GARDEN ROUTE NEWS - During the past 46 years the name Kenny Africa has became synonymous with all things traffic. Motorists and media alike know the provincial traffic chief for his hands-on approach to road safety. That is however drawing to a close, as retirement waits in a few weeks' time at the end of July.
"I always wanted to make a difference in people's lives," says Africa.
The chief's early years were far from easy. He was born the youngest of 11 children on the small Moravian mission station Genadendal in the Overberg. When he was two years old his father died and his mother worked very hard to provide the best education possible for her children.
In 1974 at the age of 18, the young man applied to the Department of Transport to become a traffic officer. After finishing his training at the college in Ottery, he was deployed to the Worcester provincial traffic station.
After six months he wanted to call it a day because of the difficult circumstances caused by apartheid. A fellow coloured officer convinced him to stay, but after another six months he decided to quit. "This same officer, my friend, officer Cupido, tore up my resignation letter and told me to stay because I would become provincial traffic chief one day."
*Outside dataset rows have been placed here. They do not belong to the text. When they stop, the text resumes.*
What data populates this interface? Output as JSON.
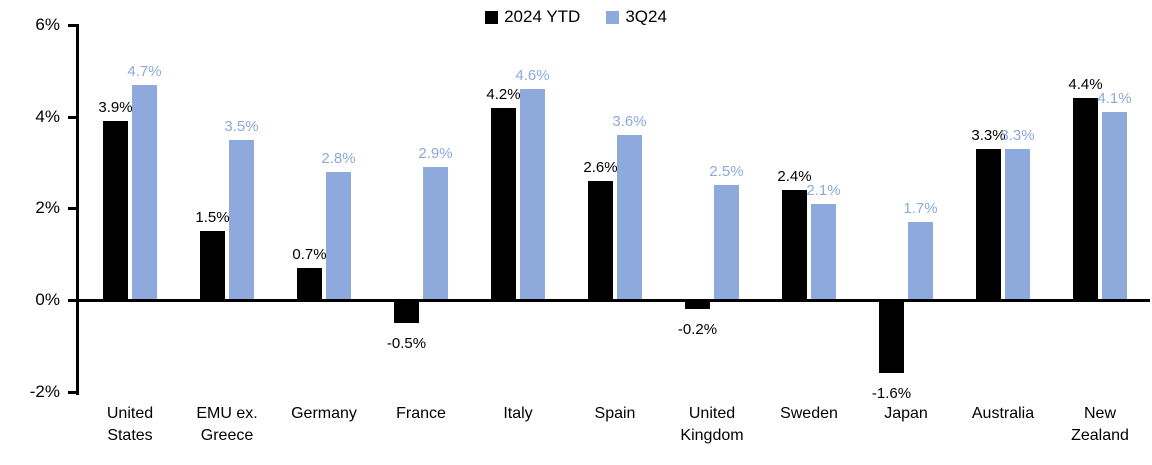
{
  "chart_data": {
    "type": "bar",
    "title": "",
    "categories": [
      "United States",
      "EMU ex. Greece",
      "Germany",
      "France",
      "Italy",
      "Spain",
      "United Kingdom",
      "Sweden",
      "Japan",
      "Australia",
      "New Zealand"
    ],
    "series": [
      {
        "name": "2024 YTD",
        "color": "#000000",
        "values": [
          3.9,
          1.5,
          0.7,
          -0.5,
          4.2,
          2.6,
          -0.2,
          2.4,
          -1.6,
          3.3,
          4.4
        ],
        "labels": [
          "3.9%",
          "1.5%",
          "0.7%",
          "-0.5%",
          "4.2%",
          "2.6%",
          "-0.2%",
          "2.4%",
          "-1.6%",
          "3.3%",
          "4.4%"
        ]
      },
      {
        "name": "3Q24",
        "color": "#8EA9DB",
        "values": [
          4.7,
          3.5,
          2.8,
          2.9,
          4.6,
          3.6,
          2.5,
          2.1,
          1.7,
          3.3,
          4.1
        ],
        "labels": [
          "4.7%",
          "3.5%",
          "2.8%",
          "2.9%",
          "4.6%",
          "3.6%",
          "2.5%",
          "2.1%",
          "1.7%",
          "3.3%",
          "4.1%"
        ]
      }
    ],
    "y_axis": {
      "min": -2,
      "max": 6,
      "tick_step": 2,
      "ticks": [
        {
          "value": 6,
          "label": "6%"
        },
        {
          "value": 4,
          "label": "4%"
        },
        {
          "value": 2,
          "label": "2%"
        },
        {
          "value": 0,
          "label": "0%"
        },
        {
          "value": -2,
          "label": "-2%"
        }
      ]
    },
    "legend_position": "top-center",
    "grid": false,
    "data_label_colors": {
      "2024 YTD": "#000000",
      "3Q24": "#8EA9DB"
    }
  }
}
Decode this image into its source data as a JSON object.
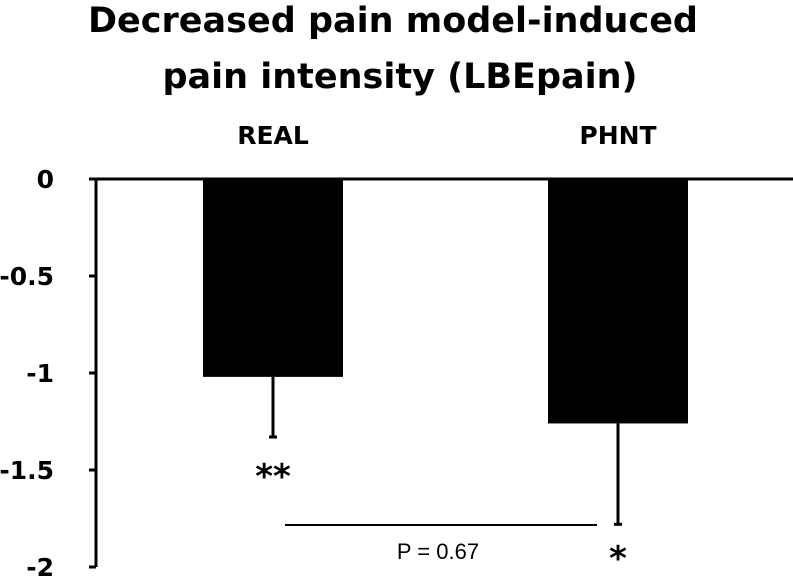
{
  "chart_data": {
    "type": "bar",
    "title": "Decreased pain model-induced pain intensity (LBEpain)",
    "title_lines": [
      "Decreased pain model-induced",
      "pain intensity (LBEpain)"
    ],
    "categories": [
      "REAL",
      "PHNT"
    ],
    "values": [
      -1.02,
      -1.26
    ],
    "error_lower": [
      0.31,
      0.52
    ],
    "significance": [
      "**",
      "*"
    ],
    "comparison": {
      "between": [
        "REAL",
        "PHNT"
      ],
      "label": "P = 0.67"
    },
    "ylim": [
      -2,
      0
    ],
    "yticks": [
      0,
      -0.5,
      -1,
      -1.5,
      -2
    ],
    "ytick_labels": [
      "0",
      "-0.5",
      "-1",
      "-1.5",
      "-2"
    ],
    "xlabel": "",
    "ylabel": "",
    "grid": false,
    "bar_color": "#000000"
  }
}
Africa then decided to change tactics and raised his personal bar for achievement. Instead of writing the usual 30 tickets per month, he wrote 300; instead of one arrest per month, he effected 15. He also worked more than 120 voluntary overtime hours per month and this did not go unnoticed. After a year he became the first coloured traffic officer to receive a merit promotion award. In 1976 he was also the first coloured officer to be promoted to a senior rank.
In April 2010, Africa became chief director of provincial traffic - a position he has filled with pride and diligence ever since. He received numerous awards for outstanding service over the years and has become known for his zero tolerance stance towards anybody endangering the lives of other road users.
Since 1997 when he first became the Western Cape's spokesperson on traffic matters, Africa developed an outstanding rapport with the media. "I have communicated almost daily with the 196 members of the media on my WhatsApp group," he says.
He married Trudy, a school teacher from De Doorns, in the late 70's and the couple has three children. Their eldest son was killed in a car accident in 2001. His daughter lectures at Stellenbosch University and his younger son is in the police service. They also have three grandchildren whom Africa absolutely adores. "If they want it, you buy it. They just know how to tweak you," he smiles.
If he could give new traffic officers some advice, he says he would tell them to thank the Lord for the opportunity to serve. "Stay motivated and always be willing to go the extra mile; someone's life may depend on it."
Asked about plans for the future, he would only divulge that he's definitely not going to disappear: "A possible political career may follow, to improve the lives of all citizens in the Western Cape."